Kemudian aturan yang dikeluarkan PP Nomor 37 Tahun 2021 tentang Penyelenggaraan Program Jaminan Kehilangan Pekerjaan (JKP). JKP adalah jaminan sosial yang diberikan kepada pekerja/buruh yang mengalami pemutusan hubungan kerja (PHK). Di dalamnya terdapat manfaat uang tunai. Dijelaskan dalam pasal 21 ayat 1, manfaat uang tunai diberikan setiap bulan paling banyak 6 bulan upah sebesar 45% dari upah untuk 3 bulan pertama, dan sebesar 25% dari upah untuk 3 bulan berikutnya. Perjanjian Kerja untuk Waktu Tertentu (PKWT) atau Pekerja Kontrak yakni selama lima tahun. Batas waktu tersebut lebih lama dibandingkan ketentuan sebelumnya yang diatur di UU Nomor 13 Tahun 2003 tentang Ketenagakerjaan, yakni paling lama tiga tahun.
Di NTB telah terjadi PHK sebanyak 598 orang dan 3.014 orang dirumahkan pada September 2020, ribuan buruh kehilangan pekerjaannya sehingga angka pengangguran di NTB khususnya di Sumbawa semakin meningkat. Hal ini tidak terlepas dari lemahnya pemerintah dalam mengatasi Covid – 19 dan minimnya lapangan pekerjaan. Sehingga banyak perempuan berumah tangga terpaksa harus berangkat ke luar negeri untuk menjadi buruh migran. Solusi mencari pekerjaan ke luar negeri justru menjadi persoalan bagi buruh migran karena tidak diberikan upah yang layak serta marak terjadi pelanggaran hak dalam bekerja.
Data Solidaritas Perempuan (SP) Sumbawa menunjukkan terjadinya kekerasan berlapis yang dialami perempuan Pekerja Migran Indonesia (PMI). Dari 56 pengaduan kasus yang dilaporkan, terdapat beragam bentuk kasus yang dialami; beberapa diantaranya yaitu gaji tidak dibayar, over kontrak, indikasi trafficking, hukum pancung, pelanggaran kontrak kerja dan pemberangkatan secara unprosedural (ilegal).
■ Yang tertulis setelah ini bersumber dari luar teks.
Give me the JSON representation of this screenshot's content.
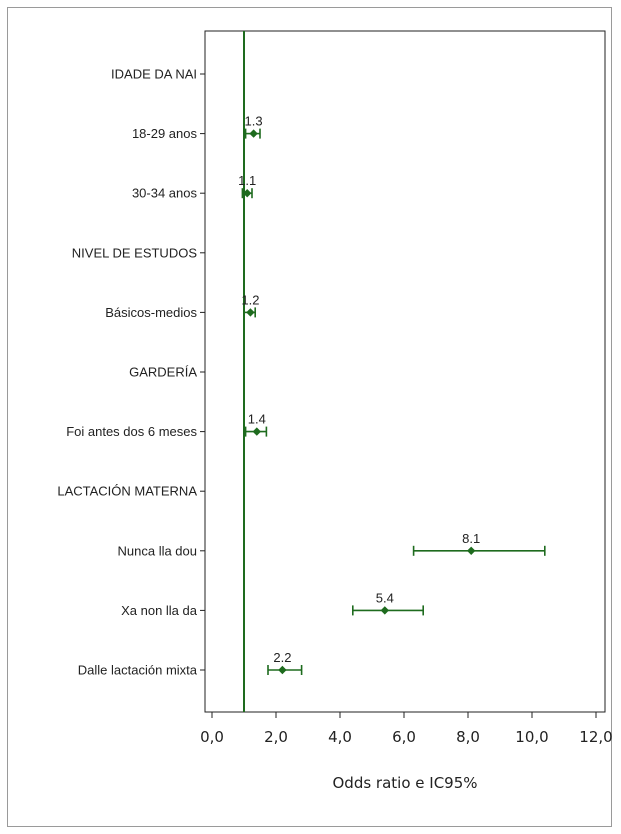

Penanganan kasus yang dilakukan juga memperlihatkan bahwa korban trafficking pada umumnya juga mengalami berbagai bentuk kekerasan lainnya, seperti kekerasan fisik dan penahanan dokumen.
Selain disektor buruh migran, ada situasi ketidakadilan yang dialami oleh beberapa buruh toko yang belum mendapatkan upah layak serta jam kerja yang sesuai. Bahkan buruh toko ada yang mendapatkan upah dibawah 1 JT, hal ini tentu jauh dari UMK dan UMR Kabupaten Sumbawa, tambahnya Hadiatul Hasana.
Berdasarkan situasi diatas, Aliansi Buruh untuk Rakyat mendesak pemerintah untuk Cabut UU Omnibuslaw Cipta Kerja dan seluruh aturan turunannya, serta fokus pada penanganan krisis diberbagai sektor, kemudian Cabut Perda No 8 Tahun 2015 Tentang PPTKILN, juga (3) wujudkan UU Perlindungan Buruh, (4) Hentikan represifitas gerakan rakyat, (5)
Pendidikan gratis dan kesehatan gratis untuk rakyat, (6) Tetapkan upah layak nasional, (7) Bayar THR tanpa cicilan, dan (8) Tetapkan upah minimum skala kota/Kabupaten.